Microcomb-driven large-scale fully connected quantum network

TL;DR

This paper demonstrates a large-scale, fully connected quantum network using integrated microcombs and photonic chips, enabling secure communication among 200 users over 200 km with untrusted providers.

Contribution

It introduces a scalable architecture for fully connected quantum networks based on two-photon HOM interference and integrated microcombs, achieving high security and large user capacity.

Findings

Successfully connected 200 users over 200 km.

Achieved high-visibility HOM interference and MDI-QKD.

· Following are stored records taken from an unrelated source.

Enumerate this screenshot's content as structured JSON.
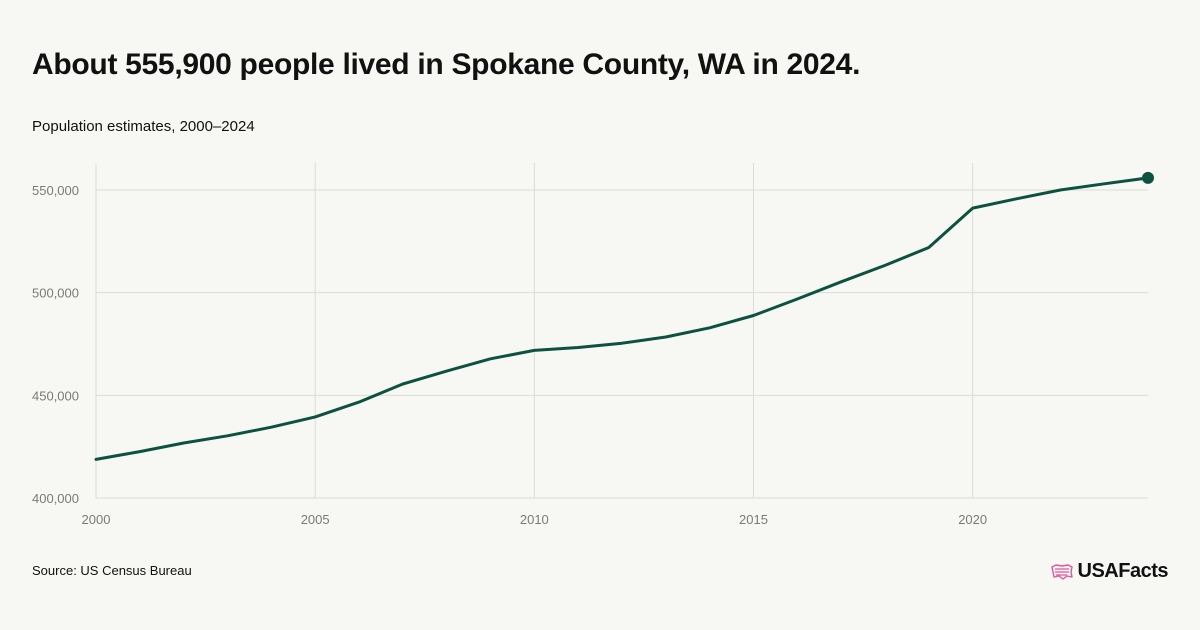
{
  "title": "About 555,900 people lived in Spokane County, WA in 2024.",
  "subtitle": "Population estimates, 2000–2024",
  "source": "Source: US Census Bureau",
  "brand": "USAFacts",
  "colors": {
    "line": "#0d5240",
    "grid": "#dcdcd6",
    "tick_text": "#7a7a76",
    "logo_flag": "#e0569b"
  },
  "chart_data": {
    "type": "line",
    "title": "About 555,900 people lived in Spokane County, WA in 2024.",
    "subtitle": "Population estimates, 2000–2024",
    "x": [
      2000,
      2001,
      2002,
      2003,
      2004,
      2005,
      2006,
      2007,
      2008,
      2009,
      2010,
      2011,
      2012,
      2013,
      2014,
      2015,
      2016,
      2017,
      2018,
      2019,
      2020,
      2021,
      2022,
      2023,
      2024
    ],
    "series": [
      {
        "values": [
          418800,
          422600,
          426800,
          430300,
          434500,
          439500,
          446700,
          455500,
          461800,
          467800,
          471900,
          473300,
          475400,
          478400,
          482900,
          488900,
          496900,
          505300,
          513300,
          522000,
          541200,
          545700,
          550000,
          553000,
          555900
        ]
      }
    ],
    "xlim": [
      2000,
      2024
    ],
    "ylim": [
      400000,
      565000
    ],
    "x_ticks": [
      2000,
      2005,
      2010,
      2015,
      2020
    ],
    "x_tick_labels": [
      "2000",
      "2005",
      "2010",
      "2015",
      "2020"
    ],
    "y_ticks": [
      400000,
      450000,
      500000,
      550000
    ],
    "y_tick_labels": [
      "400,000",
      "450,000",
      "500,000",
      "550,000"
    ],
    "grid": true,
    "endpoint_marker": true
  }
}
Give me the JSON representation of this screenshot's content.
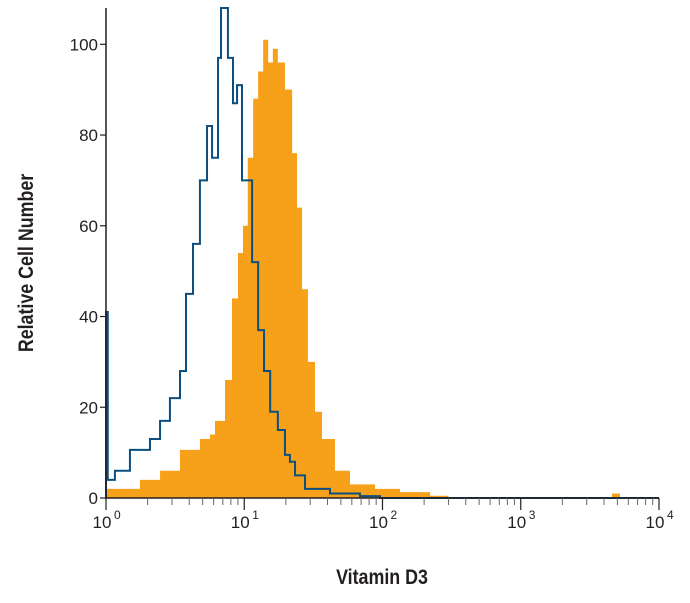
{
  "chart_data": {
    "type": "area",
    "title": "",
    "xlabel": "Vitamin D3",
    "ylabel": "Relative Cell Number",
    "xscale": "log",
    "xlim": [
      1,
      10000
    ],
    "ylim": [
      0,
      108
    ],
    "grid": false,
    "x_ticks": [
      {
        "base": "10",
        "exp": "0",
        "value": 1
      },
      {
        "base": "10",
        "exp": "1",
        "value": 10
      },
      {
        "base": "10",
        "exp": "2",
        "value": 100
      },
      {
        "base": "10",
        "exp": "3",
        "value": 1000
      },
      {
        "base": "10",
        "exp": "4",
        "value": 10000
      }
    ],
    "y_ticks": [
      "0",
      "20",
      "40",
      "60",
      "80",
      "100"
    ],
    "y_tick_values": [
      0,
      20,
      40,
      60,
      80,
      100
    ],
    "series": [
      {
        "style": "filled",
        "color": "#f7a11a",
        "x": [
          1.0,
          1.07,
          1.76,
          2.46,
          3.43,
          4.78,
          5.65,
          6.14,
          7.26,
          8.15,
          9.01,
          9.79,
          10.6,
          11.6,
          12.6,
          13.7,
          14.9,
          16.1,
          17.5,
          19.7,
          22.2,
          24.1,
          26.2,
          28.9,
          32.5,
          36.5,
          45.3,
          58.2,
          88.3,
          134,
          221,
          300,
          3740,
          4570,
          5220,
          10000
        ],
        "y": [
          2,
          2,
          4,
          6,
          10.6,
          13,
          14,
          17,
          26,
          44,
          54,
          60,
          75,
          88,
          94,
          101,
          96,
          99,
          96,
          90,
          76,
          64,
          46,
          30,
          19,
          13,
          6,
          3,
          2,
          1.3,
          0.5,
          0,
          0,
          1,
          0,
          0
        ]
      },
      {
        "style": "outline",
        "color": "#0b4f7f",
        "x": [
          1.0,
          1.0,
          1.03,
          1.16,
          1.49,
          2.08,
          2.46,
          2.9,
          3.43,
          3.79,
          4.26,
          4.78,
          5.38,
          5.85,
          6.46,
          6.79,
          7.62,
          8.29,
          8.87,
          9.63,
          10.5,
          11.4,
          12.6,
          13.9,
          15.4,
          17.5,
          19.7,
          21.4,
          23.3,
          27.5,
          41.7,
          68.7,
          95.9,
          10000
        ],
        "y": [
          0,
          41,
          4,
          6,
          10.6,
          13,
          17,
          22,
          28,
          45,
          56,
          70,
          82,
          75,
          97,
          108,
          97,
          87,
          91,
          70,
          70,
          52,
          37,
          28,
          19,
          15,
          9.5,
          8,
          5,
          2,
          1,
          0.4,
          0,
          0
        ]
      }
    ]
  }
}
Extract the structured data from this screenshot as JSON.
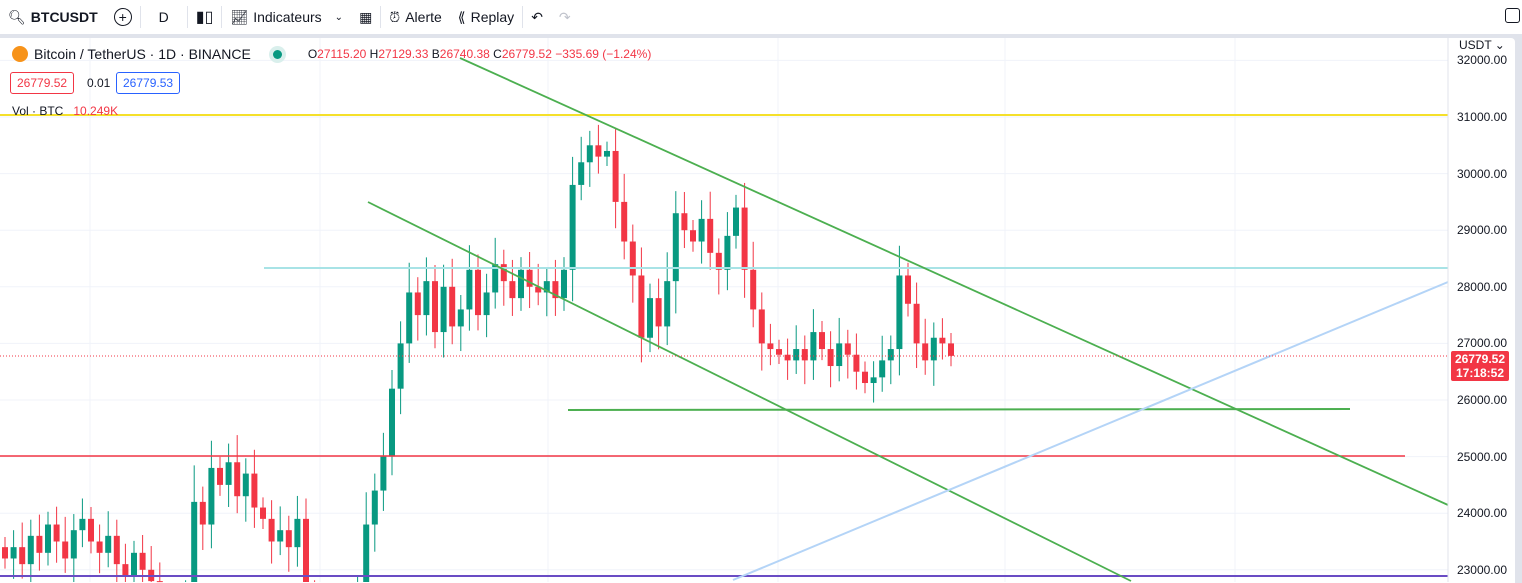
{
  "toolbar": {
    "symbol": "BTCUSDT",
    "interval": "D",
    "indicators": "Indicateurs",
    "alert": "Alerte",
    "replay": "Replay"
  },
  "legend": {
    "title": "Bitcoin / TetherUS · 1D · BINANCE",
    "o_label": "O",
    "o": "27115.20",
    "h_label": "H",
    "h": "27129.33",
    "l_label": "B",
    "l": "26740.38",
    "c_label": "C",
    "c": "26779.52",
    "change": "−335.69 (−1.24%)"
  },
  "quote": {
    "sell": "26779.52",
    "spread": "0.01",
    "buy": "26779.53"
  },
  "volume": {
    "label": "Vol · BTC",
    "value": "10.249K"
  },
  "axis": {
    "currency": "USDT",
    "ticks": [
      "32000.00",
      "31000.00",
      "30000.00",
      "29000.00",
      "28000.00",
      "27000.00",
      "26000.00",
      "25000.00",
      "24000.00",
      "23000.00"
    ],
    "last_price": "26779.52",
    "countdown": "17:18:52"
  },
  "colors": {
    "up": "#089981",
    "down": "#f23645",
    "green_line": "#4caf50",
    "yellow": "#f5e02a",
    "cyan": "#a8e3e6",
    "red": "#f23645",
    "purple": "#6a4cc4",
    "lightblue": "#b4d4f7"
  },
  "closes": [
    23200,
    23400,
    23100,
    23600,
    23300,
    23800,
    23500,
    23200,
    23700,
    23900,
    23500,
    23300,
    23600,
    23100,
    22900,
    23300,
    23000,
    22800,
    22000,
    21800,
    22200,
    22500,
    24200,
    23800,
    24800,
    24500,
    24900,
    24300,
    24700,
    24100,
    23900,
    23500,
    23700,
    23400,
    23900,
    22500,
    22200,
    22000,
    21800,
    22100,
    22400,
    22600,
    23800,
    24400,
    25000,
    26200,
    27000,
    27900,
    27500,
    28100,
    27200,
    28000,
    27300,
    27600,
    28300,
    27500,
    27900,
    28400,
    28100,
    27800,
    28300,
    28000,
    27900,
    28100,
    27800,
    28300,
    29800,
    30200,
    30500,
    30300,
    30400,
    29500,
    28800,
    28200,
    27100,
    27800,
    27300,
    28100,
    29300,
    29000,
    28800,
    29200,
    28600,
    28300,
    28900,
    29400,
    28300,
    27600,
    27000,
    26900,
    26800,
    26700,
    26900,
    26700,
    27200,
    26900,
    26600,
    27000,
    26800,
    26500,
    26300,
    26400,
    26700,
    26900,
    28200,
    27700,
    27000,
    26700,
    27100,
    27000,
    26780
  ]
}
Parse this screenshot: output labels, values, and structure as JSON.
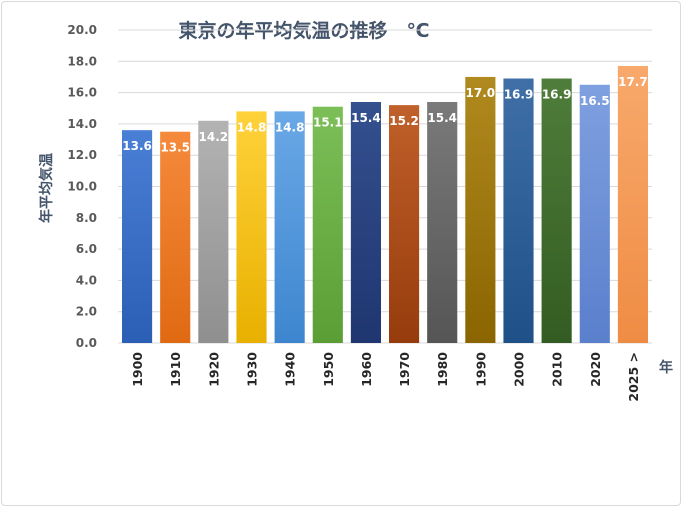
{
  "chart_data": {
    "type": "bar",
    "title": "東京の年平均気温の推移　℃",
    "ylabel": "年平均気温",
    "xunit": "年",
    "categories": [
      "1900",
      "1910",
      "1920",
      "1930",
      "1940",
      "1950",
      "1960",
      "1970",
      "1980",
      "1990",
      "2000",
      "2010",
      "2020",
      "2025 >"
    ],
    "values": [
      13.6,
      13.5,
      14.2,
      14.8,
      14.8,
      15.1,
      15.4,
      15.2,
      15.4,
      17.0,
      16.9,
      16.9,
      16.5,
      17.7
    ],
    "data_labels": [
      "13.6",
      "13.5",
      "14.2",
      "14.8",
      "14.8",
      "15.1",
      "15.4",
      "15.2",
      "15.4",
      "17.0",
      "16.9",
      "16.9",
      "16.5",
      "17.7"
    ],
    "ylim": [
      0,
      20
    ],
    "yticks": [
      "0.0",
      "2.0",
      "4.0",
      "6.0",
      "8.0",
      "10.0",
      "12.0",
      "14.0",
      "16.0",
      "18.0",
      "20.0"
    ],
    "grid": true,
    "colors": [
      [
        "#4a7fd6",
        "#2b5fb5"
      ],
      [
        "#f58a3c",
        "#e06a12"
      ],
      [
        "#b3b3b3",
        "#8f8f8f"
      ],
      [
        "#ffd23a",
        "#e8b000"
      ],
      [
        "#6aa8e6",
        "#3d86cf"
      ],
      [
        "#7cbf58",
        "#5a9e35"
      ],
      [
        "#34508f",
        "#1f3670"
      ],
      [
        "#c0602a",
        "#963c0c"
      ],
      [
        "#7a7a7a",
        "#555555"
      ],
      [
        "#b08a1e",
        "#8a6500"
      ],
      [
        "#3f6fa6",
        "#1f5088"
      ],
      [
        "#4f7d3a",
        "#335c22"
      ],
      [
        "#7fa0e0",
        "#5a7fcc"
      ],
      [
        "#f8a96c",
        "#ef8c44"
      ]
    ]
  }
}
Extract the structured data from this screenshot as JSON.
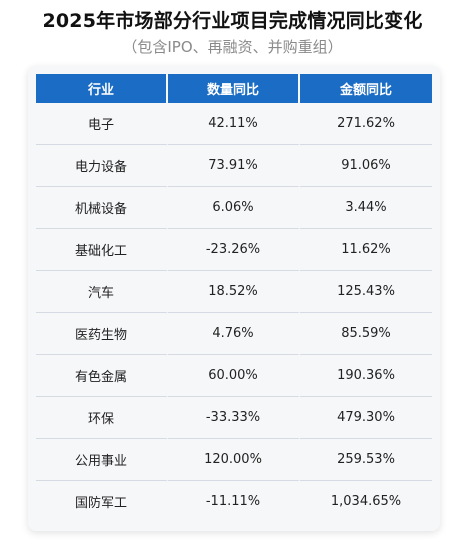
{
  "title": "2025年市场部分行业项目完成情况同比变化",
  "subtitle": "（包含IPO、再融资、并购重组）",
  "table": {
    "headers": [
      "行业",
      "数量同比",
      "金额同比"
    ],
    "rows": [
      [
        "电子",
        "42.11%",
        "271.62%"
      ],
      [
        "电力设备",
        "73.91%",
        "91.06%"
      ],
      [
        "机械设备",
        "6.06%",
        "3.44%"
      ],
      [
        "基础化工",
        "-23.26%",
        "11.62%"
      ],
      [
        "汽车",
        "18.52%",
        "125.43%"
      ],
      [
        "医药生物",
        "4.76%",
        "85.59%"
      ],
      [
        "有色金属",
        "60.00%",
        "190.36%"
      ],
      [
        "环保",
        "-33.33%",
        "479.30%"
      ],
      [
        "公用事业",
        "120.00%",
        "259.53%"
      ],
      [
        "国防军工",
        "-11.11%",
        "1,034.65%"
      ]
    ]
  },
  "colors": {
    "header_bg": "#1a6cc4",
    "header_text": "#ffffff",
    "card_bg": "#f6f7f9",
    "row_divider": "#d6dbe3"
  }
}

Demonstrated secure quantum communication with untrusted network providers.

Abstract

Fully connected quantum networks enable simultaneously connecting every user to every other user and are the most versatile and robust networking architecture. However, the scalability of such networks remains great challenge for practical applications. Here we construct a large-scale fully connected quantum network founded on two-photon Hong-Ou-Mandel (HOM) interference, where user-to-user security is guaranteed even with untrusted network provider. Using integrated soliton microcomb (SMC) and photonic encoding chips, we realize precise massive parallel frequency generation and locking, high-visibility HOM interferences and measurement-device-independent (MDI) quantum key distribution. The proposed architecture enables a 200-user fully connected quantum network over 200 kilometers with strict information-theoretic security via untrusted network provider. The implemented networking architecture paves the way for realizing large-scale fully connected MDI quantum networks across metropolitan and intercity regions.